Tuesday, April 13, 2004

I was reading an article about William Hung's recording success. It followed a predictable enough path, talking about the bafflement of music insiders as to his unlikely success, until late in the article, the author apparently felt the need to put the phenomenon into its proper historical context. A music insider is quoted as observing "that Hung isn't the first bad singer to sell albums." Hard to argue with that. "A housewife who went by the name Mrs. Miller scored a #15 hit in the mid-1960s with a collection of off-key covers that included the smash 'Downtown.'" This is a matter of opinion, but I don't really think it is fair to describe Mrs. Miller as an off-key warbler. She may not have the kind of voice I like to listen to, but she was mechanically rather proficient.
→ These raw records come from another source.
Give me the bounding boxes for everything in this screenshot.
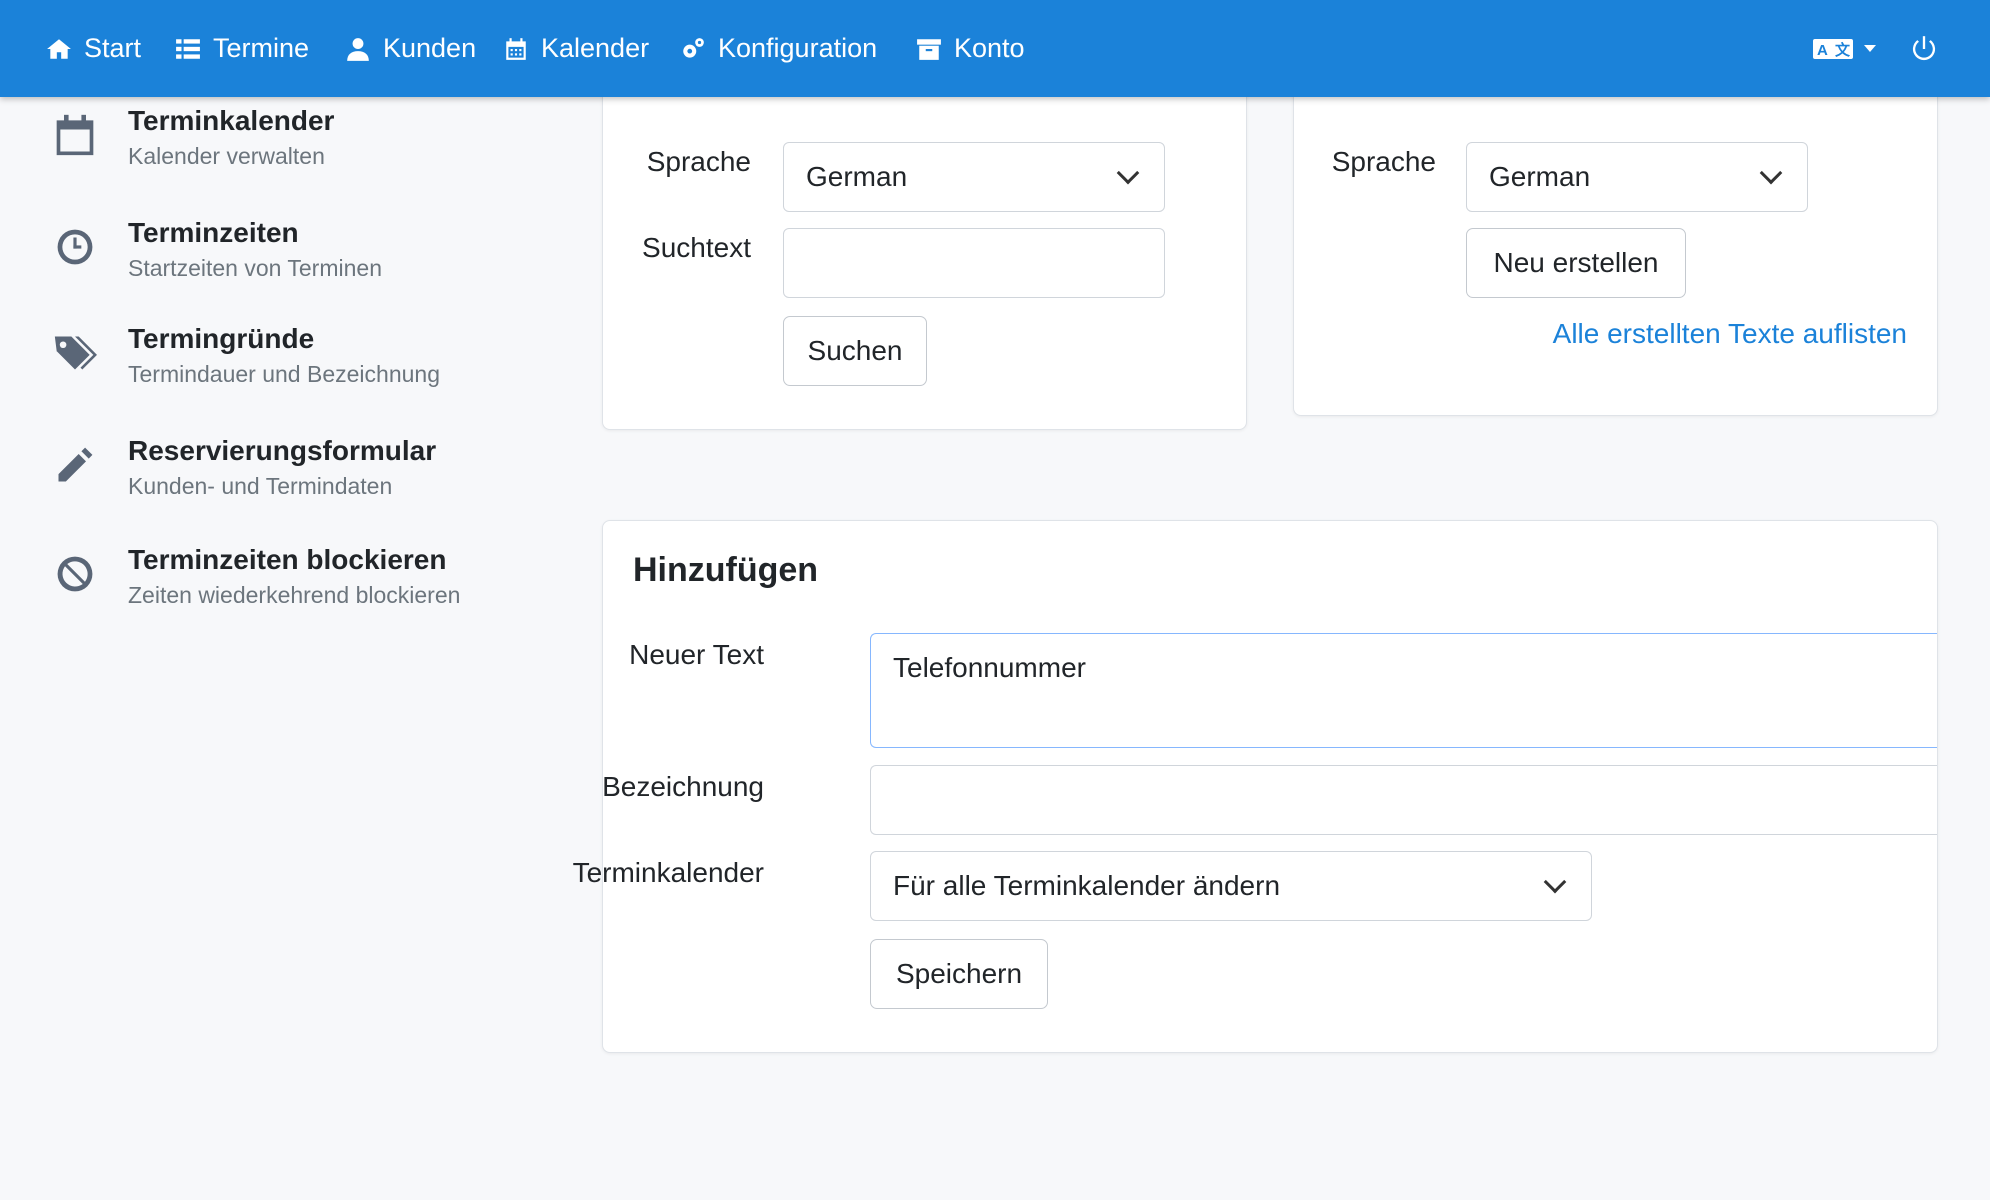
nav-kunden[interactable]: Kunden (345, 0, 476, 97)
tags-icon (50, 323, 100, 383)
home-icon (47, 38, 71, 59)
create-card: Sprache German Neu erstellen Alle erstel… (1293, 60, 1938, 416)
add-card-title: Hinzufügen (633, 551, 819, 589)
language-select[interactable]: German (1466, 142, 1808, 212)
sidebar-item-title: Terminzeiten (128, 217, 299, 248)
power-icon (1912, 35, 1936, 60)
search-button[interactable]: Suchen (783, 316, 927, 386)
sidebar-item-subtitle: Zeiten wiederkehrend blockieren (128, 582, 461, 608)
calendar-icon (50, 105, 100, 165)
archive-icon (917, 38, 941, 60)
sidebar-item-title: Terminzeiten blockieren (128, 544, 447, 575)
sidebar-item-subtitle: Kalender verwalten (128, 143, 325, 169)
nav-termine-label: Termine (213, 33, 310, 63)
sidebar-item-subtitle: Termindauer und Bezeichnung (128, 361, 440, 387)
language-label: Sprache (646, 146, 751, 177)
sidebar-item-terminzeiten-blockieren[interactable]: Terminzeiten blockieren Zeiten wiederkeh… (50, 544, 570, 624)
top-navbar: Start Termine Kunden Kalender Konfigurat… (0, 0, 1990, 97)
sidebar-item-title: Terminkalender (128, 105, 335, 136)
create-button[interactable]: Neu erstellen (1466, 228, 1686, 298)
chevron-down-icon (1116, 161, 1140, 185)
cogs-icon (683, 37, 704, 58)
new-text-label: Neuer Text (629, 639, 764, 670)
save-button[interactable]: Speichern (870, 939, 1048, 1009)
calendar-select[interactable]: Für alle Terminkalender ändern (870, 851, 1592, 921)
nav-konto-label: Konto (954, 33, 1025, 63)
language-dropdown[interactable]: A文 (1812, 0, 1876, 97)
clock-icon (50, 217, 100, 277)
sidebar-item-title: Reservierungsformular (128, 435, 437, 466)
nav-start-label: Start (84, 33, 142, 63)
nav-konfiguration-label: Konfiguration (718, 33, 878, 63)
sidebar-item-subtitle: Startzeiten von Terminen (128, 255, 382, 281)
nav-kalender[interactable]: Kalender (503, 0, 649, 97)
list-texts-link[interactable]: Alle erstellten Texte auflisten (1553, 318, 1907, 350)
chevron-down-icon (1759, 161, 1783, 185)
sidebar-item-terminzeiten[interactable]: Terminzeiten Startzeiten von Terminen (50, 217, 570, 297)
svg-text:A: A (1817, 42, 1828, 59)
nav-start[interactable]: Start (46, 0, 141, 97)
add-card: Hinzufügen Neuer Text Telefonnummer Beze… (573, 520, 1938, 1053)
user-icon (347, 37, 369, 61)
language-select-value: German (1489, 161, 1591, 192)
sidebar-item-title: Termingründe (128, 323, 315, 354)
new-text-textarea[interactable]: Telefonnummer (870, 633, 1937, 748)
nav-kalender-label: Kalender (541, 33, 650, 63)
nav-konto[interactable]: Konto (916, 0, 1025, 97)
chevron-down-icon (1864, 45, 1876, 52)
sidebar-item-terminkalender[interactable]: Terminkalender Kalender verwalten (50, 105, 570, 185)
language-select[interactable]: German (783, 142, 1165, 212)
logout-button[interactable] (1910, 0, 1938, 97)
sidebar-item-termingruende[interactable]: Termingründe Termindauer und Bezeichnung (50, 323, 570, 403)
svg-text:文: 文 (1835, 41, 1851, 59)
sidebar-item-reservierungsformular[interactable]: Reservierungsformular Kunden- und Termin… (50, 435, 570, 515)
nav-konfiguration[interactable]: Konfiguration (680, 0, 877, 97)
pencil-icon (50, 435, 100, 495)
calendar-select-value: Für alle Terminkalender ändern (893, 870, 1281, 901)
language-label: Sprache (1331, 146, 1436, 177)
search-label: Suchtext (642, 232, 751, 263)
nav-termine[interactable]: Termine (175, 0, 309, 97)
list-icon (176, 38, 200, 59)
search-input[interactable] (783, 228, 1165, 298)
calendar-label: Terminkalender (572, 857, 764, 888)
calendar-icon (506, 37, 526, 60)
language-icon: A文 (1813, 38, 1853, 59)
search-card: Sprache German Suchtext Suchen (602, 60, 1247, 430)
sidebar-item-subtitle: Kunden- und Termindaten (128, 473, 393, 499)
nav-kunden-label: Kunden (383, 33, 477, 63)
chevron-down-icon (1543, 870, 1567, 894)
name-input[interactable] (870, 765, 1937, 835)
name-label: Bezeichnung (602, 771, 764, 802)
language-select-value: German (806, 161, 908, 192)
ban-icon (50, 544, 100, 604)
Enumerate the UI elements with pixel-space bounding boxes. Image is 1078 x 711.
The humor in Mrs. Miller was more the juxtaposition of this matronly housewife singing pop songs in a classical style (and later recording a pathetic attempt at a drug-themed album). But what really got my goat is this: "And Tiny Tim was a smash a few years later, despite having a horrible voice." Tiny Tim, a horrible singer?! You might not care to listen to a falsetto crooner rehashing the hits of yesteryear, but how can you justify this claim? It's bad enough when he's dismissed as a novelty act, a tenuous position to hold, but we're all entitled to our opinions. But to equate Tiny Tim with William Hung? Unforgivable.